When working on a level surface, such as a path through a gravel garden, lay down sheet mulch between the earth and the gravel. The best sheet mulch is woven polypropylene; this is more expensive than black plastic, but well worthwhile. This is because it is easier to lay, and also because water drains through it without puddling. Plant large specimen plants first and then fit the sheet mulch around them. You might find that ornamental grasses do very well in rock and gravel beds.However, most of your plants will be most likely be smaller plants used to fill the empty spaces, so you need to cut small holes in the sheet mulch. Make sure your space has been cleared of weeds. Perennial weeds are very difficult to get rid of so it is always advisable to try to get out as many as you can.
Planting around Your Rocks
You might have some different sized rocks to choose from, but if you only have small ones you can arrange the smaller ones to give the impression of being larger rocks. Select small rocks with similar markings and place them so the markings are running the same way. Tilt the rocks slightly to make them lean back into the rock garden. This will route any water back into the soil mix. Next, water the plant and allow it to drain. Meantime, pack some soil into the spaces and crevices. Take the plant out of its pot, and squeeze the rootball gently to make it less than the width of the crevice.
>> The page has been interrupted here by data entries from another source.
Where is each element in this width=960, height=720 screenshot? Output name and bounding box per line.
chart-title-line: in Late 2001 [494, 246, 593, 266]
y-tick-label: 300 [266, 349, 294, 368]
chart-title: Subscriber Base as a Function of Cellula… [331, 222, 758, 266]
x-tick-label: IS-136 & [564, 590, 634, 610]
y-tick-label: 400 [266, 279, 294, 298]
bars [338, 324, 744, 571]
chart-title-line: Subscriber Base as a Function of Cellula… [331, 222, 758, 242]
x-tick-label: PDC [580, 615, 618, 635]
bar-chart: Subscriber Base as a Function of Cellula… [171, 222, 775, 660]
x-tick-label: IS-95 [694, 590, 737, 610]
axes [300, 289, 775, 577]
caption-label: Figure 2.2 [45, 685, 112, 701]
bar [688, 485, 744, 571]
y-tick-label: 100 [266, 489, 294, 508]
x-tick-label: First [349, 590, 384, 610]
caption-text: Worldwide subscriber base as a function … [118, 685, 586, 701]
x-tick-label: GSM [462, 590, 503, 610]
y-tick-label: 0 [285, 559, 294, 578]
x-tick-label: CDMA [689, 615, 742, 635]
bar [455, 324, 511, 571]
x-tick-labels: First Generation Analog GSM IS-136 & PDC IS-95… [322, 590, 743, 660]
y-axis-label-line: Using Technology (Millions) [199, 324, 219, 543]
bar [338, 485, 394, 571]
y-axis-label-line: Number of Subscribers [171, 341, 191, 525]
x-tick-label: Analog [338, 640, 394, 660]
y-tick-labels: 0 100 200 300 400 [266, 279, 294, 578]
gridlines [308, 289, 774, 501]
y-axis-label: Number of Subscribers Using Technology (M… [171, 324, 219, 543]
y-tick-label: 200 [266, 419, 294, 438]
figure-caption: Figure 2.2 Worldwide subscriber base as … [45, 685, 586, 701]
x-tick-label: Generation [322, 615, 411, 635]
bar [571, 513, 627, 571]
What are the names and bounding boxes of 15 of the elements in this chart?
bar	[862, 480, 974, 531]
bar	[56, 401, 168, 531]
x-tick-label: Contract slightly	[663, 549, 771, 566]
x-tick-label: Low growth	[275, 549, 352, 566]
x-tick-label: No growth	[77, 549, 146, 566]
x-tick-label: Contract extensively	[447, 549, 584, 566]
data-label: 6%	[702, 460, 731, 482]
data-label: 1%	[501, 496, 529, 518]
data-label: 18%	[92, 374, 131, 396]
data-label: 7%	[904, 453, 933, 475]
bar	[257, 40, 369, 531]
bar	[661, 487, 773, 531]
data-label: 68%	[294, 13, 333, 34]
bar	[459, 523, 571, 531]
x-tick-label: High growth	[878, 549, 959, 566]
Insert between the rocks making sure its roots are in contact with the soil. Water it again and replace any soil that washes away.
Preparing the Gravel
1.Plants with large root balls should be planted and watered in well. It is hard to move heavy root balls, so be sure you place it carefully. Large heavy rocks should be placed down first, since they will serve as the mainstays. They should be embedded with up to one-third of the rock below the ground level. Firm the soil down and make sure it is level.
2.Your next step is put a piece of sheet mulch down. Cut a 4-inch deep V-shaped trench and push the edges down into the trench with a spade. When you need to join two sheets, you will need a 1-inch overlap before securing the sheets in place with ground staples every 3-4 ft. Then, cut the sheet to fit around the larger plants.
3.To plant smaller plants, cut a cross in the sheet mulch. Pull the corners back and dig a hole. Make sure the roots have full contact with the soil. Replace the sheet mulch, then carefully place gravel around the plant.
4. It is recommended to cover the space between plants with 1-2 inches of gravel. Use a garden rake to get it level. At this point you should look at the design and change anything that you don’t like. You may also add in other items to finish off your overall design. Now that you are finished planting, wash off the gravel and admire your work.